Peña Nieto, who took office on 1 December 2012, has won broad consensus from the major political parties in support of a security plan. It promises to implement police and justice reforms, including overhauling a deficient judicial system and confronting the challenge of Mexico having more than 2,000 police forces that operate independently at the federal, state and municipal levels. For these reforms to succeed, the government must train police to both respect human rights and build strong cases that stand up under the new trial system. A practice promoted under Calderón of vetting police needs to be expanded and procedures established to gradually remove those who fail. Resources, including from the U.S., have shifted significantly to such institution building and away from the early emphasis on giving the military helicopters and other hardware. Now it is essential to review how to maximise and sustain the impact. Effective police and courts are crucial to reducing impunity in the long term.

The Peña Nieto administration also needs to follow through on its announced national crime prevention plan, aimed especially at helping young people in the most violent areas. The cartels have been able to recruit tens of thousands of killers in part because poor neighbourhoods have been systematically abandoned over decades and lack sufficient schools, community centres and security – in short they lack opportunity. There are many dedicated Mexican social workers with the experience and ability to reach the vulnerable groups if they are given resources.

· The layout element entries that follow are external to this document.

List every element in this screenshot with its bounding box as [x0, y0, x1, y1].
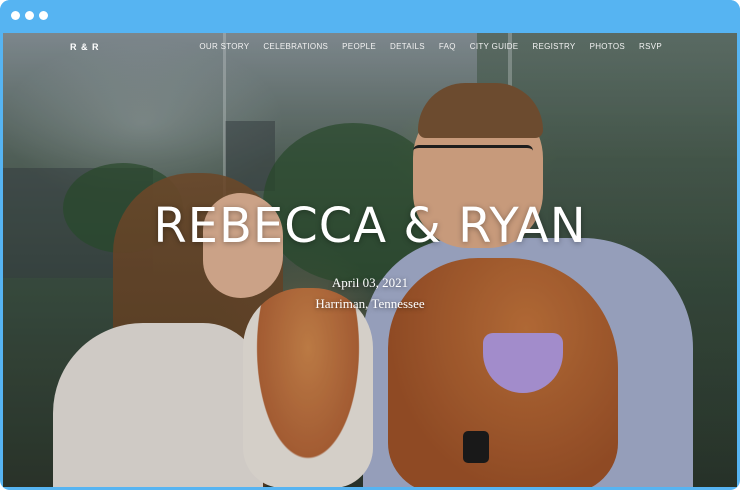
wedding-location: Harriman, Tennessee: [315, 296, 425, 311]
hero-overlay: [3, 33, 737, 487]
nav-links: OUR STORY CELEBRATIONS PEOPLE DETAILS FA…: [199, 42, 662, 51]
nav-link-details[interactable]: DETAILS: [390, 42, 425, 51]
browser-window: R & R OUR STORY CELEBRATIONS PEOPLE DETA…: [0, 0, 740, 490]
site-nav: R & R OUR STORY CELEBRATIONS PEOPLE DETA…: [3, 33, 737, 61]
nav-link-registry[interactable]: REGISTRY: [532, 42, 575, 51]
nav-link-people[interactable]: PEOPLE: [342, 42, 376, 51]
nav-link-city-guide[interactable]: CITY GUIDE: [470, 42, 519, 51]
site-brand[interactable]: R & R: [70, 42, 100, 52]
page-viewport: R & R OUR STORY CELEBRATIONS PEOPLE DETA…: [3, 33, 737, 487]
window-controls: [11, 11, 48, 20]
browser-chrome: [0, 0, 740, 33]
hero-title: REBECCA & RYAN: [153, 198, 587, 254]
window-control-dot[interactable]: [39, 11, 48, 20]
nav-link-faq[interactable]: FAQ: [439, 42, 456, 51]
wedding-date: April 03, 2021: [331, 275, 409, 290]
nav-link-our-story[interactable]: OUR STORY: [199, 42, 249, 51]
nav-link-photos[interactable]: PHOTOS: [590, 42, 625, 51]
nav-link-celebrations[interactable]: CELEBRATIONS: [263, 42, 328, 51]
nav-link-rsvp[interactable]: RSVP: [639, 42, 662, 51]
window-control-dot[interactable]: [25, 11, 34, 20]
window-control-dot[interactable]: [11, 11, 20, 20]
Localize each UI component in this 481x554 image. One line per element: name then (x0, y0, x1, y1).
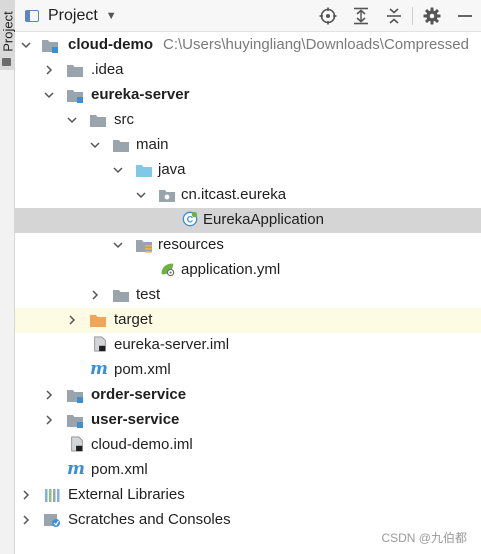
gear-icon (423, 7, 440, 24)
module-folder-icon (67, 90, 83, 103)
tree-node-external-libraries[interactable]: External Libraries (15, 483, 481, 508)
tree-label-test: test (136, 286, 161, 303)
tree-label-user-service: user-service (91, 411, 180, 428)
chevron-down-icon[interactable]: ▼ (106, 10, 117, 22)
chevron-right-icon[interactable] (20, 489, 32, 501)
chevron-down-icon[interactable] (89, 139, 101, 151)
tree-label-idea: .idea (91, 61, 124, 78)
chevron-right-icon[interactable] (43, 64, 55, 76)
locate-file-button[interactable] (311, 0, 344, 31)
tree-node-idea[interactable]: .idea (15, 58, 481, 83)
watermark: CSDN @九伯都 (381, 531, 467, 545)
folder-icon (113, 290, 129, 302)
project-tree: cloud-demo C:\Users\huyingliang\Downloads… (15, 33, 481, 533)
tree-node-pom-root[interactable]: m pom.xml (15, 458, 481, 483)
chevron-right-icon[interactable] (20, 514, 32, 526)
module-path: C:\Users\huyingliang\Downloads\Compresse… (163, 36, 469, 53)
folder-icon (67, 65, 83, 77)
header-title[interactable]: Project (48, 7, 98, 25)
excluded-folder-icon (90, 315, 106, 327)
tree-label-package: cn.itcast.eureka (181, 186, 287, 203)
iml-file-icon (94, 336, 106, 352)
tree-node-eureka-server-iml[interactable]: eureka-server.iml (15, 333, 481, 358)
tree-label-cloud-demo-iml: cloud-demo.iml (91, 436, 193, 453)
tree-label-external-libraries: External Libraries (68, 486, 185, 503)
settings-button[interactable] (415, 0, 448, 31)
tree-label-resources: resources (158, 236, 224, 253)
tree-node-pom-eureka[interactable]: m pom.xml (15, 358, 481, 383)
tree-label-pom-eureka: pom.xml (114, 361, 171, 378)
iml-file-icon (71, 436, 83, 452)
tree-label-src: src (114, 111, 134, 128)
module-folder-icon (67, 415, 83, 428)
collapse-all-button[interactable] (377, 0, 410, 31)
source-folder-icon (136, 165, 152, 177)
module-folder-icon (42, 40, 58, 53)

While funding to help these programs is money well spent, Washington also needs to better control trafficking in guns, especially assault rifles, from U.S. suppliers, who are a principal source of arms for the cartels. International leaders need to engage in a serious debate on counter-narcotics policies, including strategies to curtail both production and consumption. While Mexico’s cartels have become diversified crime groups, they still make billions of dollars every year trafficking drugs to the U.S., money that pays for guns, killers and corruption. At the global level, it is past time to re-evaluate policies that have failed to prevent illicit drugs from maintaining dangerous levels of addiction and to reduce the corruption and violence associated with drug production and trafficking.

Discussions to be opened at the Organisation of American States (OAS) and at the 2016 Special Global Drug Policy Session of the UN General Assembly provide new ground for a serious review. After suffering so much from the violence, Mexico is a natural leader for this debate.

The Mexican case is pertinent for countries across the world facing similar challenges. The development of criminal cartels capable of funding killers with military-grade weaponry is also a danger to other nations in the Western hemisphere, in West Africa and Central Asia. The international community has much to learn from the efforts of the Mexican government and society to overcome these challenges. If they succeed in reducing violence, theirs can become a security model to follow instead of one to fear.